Но что значит предаваться отчаянию? Я вовсе не трясусь целыми днями от страха, думая о виселице, которая перекрывает мне путь к будущему, и не впадаю в уныние при мысли о невозможности вернуться к нормальной жизни. Всё это лишь внешние формы проявления отчаяния. Истинное отчаяние не исчезнет даже в том случае, если мне вдруг смягчат наказание или я смогу вернуться к нормальной жизни. Да-а, вот только другим этого не понять. Люди видят и анализируют исключительно внешние условия, в которых я оказался, на моё истинное отчаяние они предпочитают не обращать внимания. Расставим все точки над i. Я — злодей. Я — убийца. И то, что я сижу в тюрьме и приговорён к смертной казни, это сущая безделица по сравнению с тем, что я убил человека. А этого никто не может понять — ни мои собратья по несчастью, ни надзиратели, ни газетчики, ни мой благочестивый духовный отец, ни добродетельная монахиня.

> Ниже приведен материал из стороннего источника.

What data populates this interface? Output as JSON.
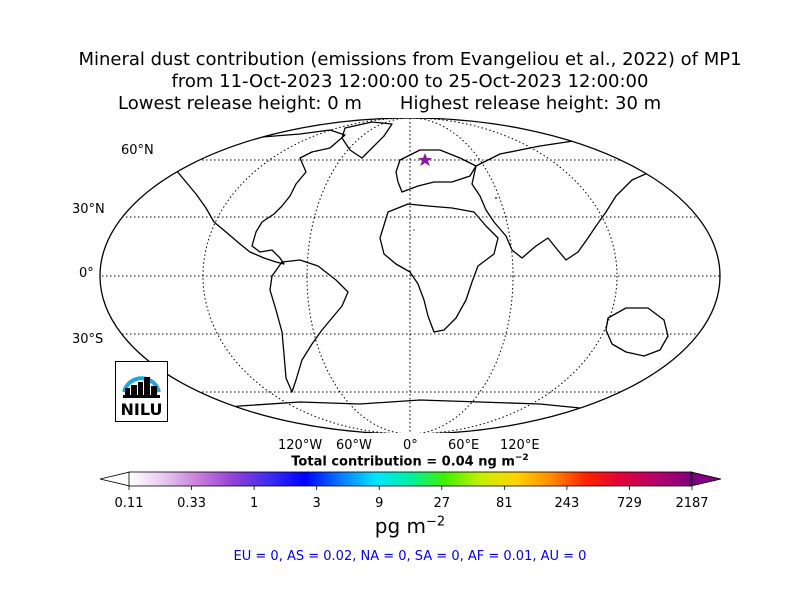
{
  "title": {
    "line1": "Mineral dust contribution (emissions from Evangeliou et al., 2022) of MP1",
    "line2": "from 11-Oct-2023 12:00:00 to 25-Oct-2023 12:00:00",
    "lowest_release": "Lowest release height: 0 m",
    "highest_release": "Highest release height: 30 m"
  },
  "map": {
    "lat_labels": [
      "60°N",
      "30°N",
      "0°",
      "30°S"
    ],
    "lon_labels": [
      "120°W",
      "60°W",
      "0°",
      "60°E",
      "120°E"
    ],
    "release_site_color": "#8a1aa0",
    "logo_text": "NILU",
    "logo_color": "#1aa7df"
  },
  "total": {
    "text": "Total contribution = 0.04 ng m",
    "exponent": "−2"
  },
  "colorbar": {
    "ticks": [
      "0.11",
      "0.33",
      "1",
      "3",
      "9",
      "27",
      "81",
      "243",
      "729",
      "2187"
    ],
    "units_base": "pg m",
    "units_exponent": "−2",
    "colors": [
      "#ffffff",
      "#e6c8ef",
      "#c77bd9",
      "#8f3fd6",
      "#3b2ef0",
      "#0000ff",
      "#0a78ff",
      "#00e5ff",
      "#00f0a0",
      "#42f000",
      "#c6f000",
      "#ffd400",
      "#ff8c00",
      "#ff2000",
      "#e0003a",
      "#b4006a",
      "#800080"
    ]
  },
  "regions": "EU = 0,  AS = 0.02,  NA = 0,  SA = 0,  AF = 0.01,  AU = 0"
}
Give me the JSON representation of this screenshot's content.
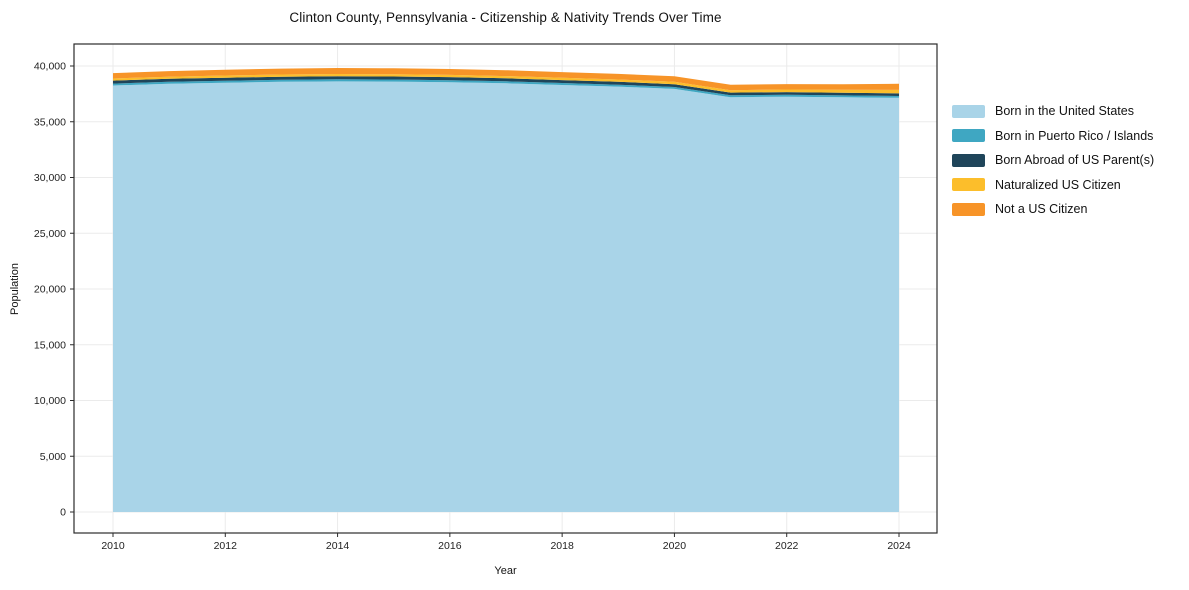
{
  "chart_data": {
    "type": "area",
    "stacked": true,
    "title": "Clinton County, Pennsylvania - Citizenship & Nativity Trends Over Time",
    "xlabel": "Year",
    "ylabel": "Population",
    "grid": true,
    "legend_position": "right",
    "ylim": [
      0,
      42000
    ],
    "yticks": [
      0,
      5000,
      10000,
      15000,
      20000,
      25000,
      30000,
      35000,
      40000
    ],
    "xticks": [
      2010,
      2012,
      2014,
      2016,
      2018,
      2020,
      2022,
      2024
    ],
    "x": [
      2010,
      2011,
      2012,
      2013,
      2014,
      2015,
      2016,
      2017,
      2018,
      2019,
      2020,
      2021,
      2022,
      2023,
      2024
    ],
    "series": [
      {
        "name": "Born in the United States",
        "color": "#a9d4e8",
        "values": [
          38250,
          38400,
          38500,
          38580,
          38620,
          38600,
          38550,
          38450,
          38300,
          38150,
          37950,
          37200,
          37250,
          37200,
          37150
        ]
      },
      {
        "name": "Born in Puerto Rico / Islands",
        "color": "#3fa7c2",
        "values": [
          175,
          180,
          180,
          185,
          185,
          185,
          180,
          180,
          175,
          175,
          170,
          170,
          165,
          165,
          160
        ]
      },
      {
        "name": "Born Abroad of US Parent(s)",
        "color": "#1f455a",
        "values": [
          270,
          270,
          275,
          275,
          275,
          270,
          270,
          265,
          260,
          255,
          250,
          240,
          240,
          235,
          230
        ]
      },
      {
        "name": "Naturalized US Citizen",
        "color": "#fcbe2b",
        "values": [
          185,
          190,
          195,
          195,
          200,
          200,
          200,
          200,
          205,
          205,
          210,
          220,
          240,
          270,
          320
        ]
      },
      {
        "name": "Not a US Citizen",
        "color": "#f79428",
        "values": [
          480,
          500,
          515,
          530,
          540,
          540,
          535,
          525,
          515,
          505,
          495,
          480,
          480,
          495,
          540
        ]
      }
    ],
    "colors": {
      "grid": "#ebebeb",
      "axis_border": "#2b2b2b",
      "tick": "#2b2b2b",
      "tick_label": "#1f1f1f"
    }
  }
}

В таком случае… В таком случае что такое Зло? Откуда оно берётся? Почему я стал злодеем? Я исписал толстенную тетрадь, озаглавив её «О природе Зла», и всё же так и не сумел найти ответ на эти вопросы. Вряд ли у меня будет возможность её опубликовать, к тому же она почти наверняка останется незавершённой. На первой странице я написал: «После моей смерти прошу сжечь». Так что, скорее всего, она будет уничтожена в незаконченном виде.
Три шага — стена, три шага — стена. Когда я хожу, движется и время. Вязкое, тяжёлое время постепенно наращивает скорость падения. Стремительное движение вниз. Точь-в-точь как в лифте.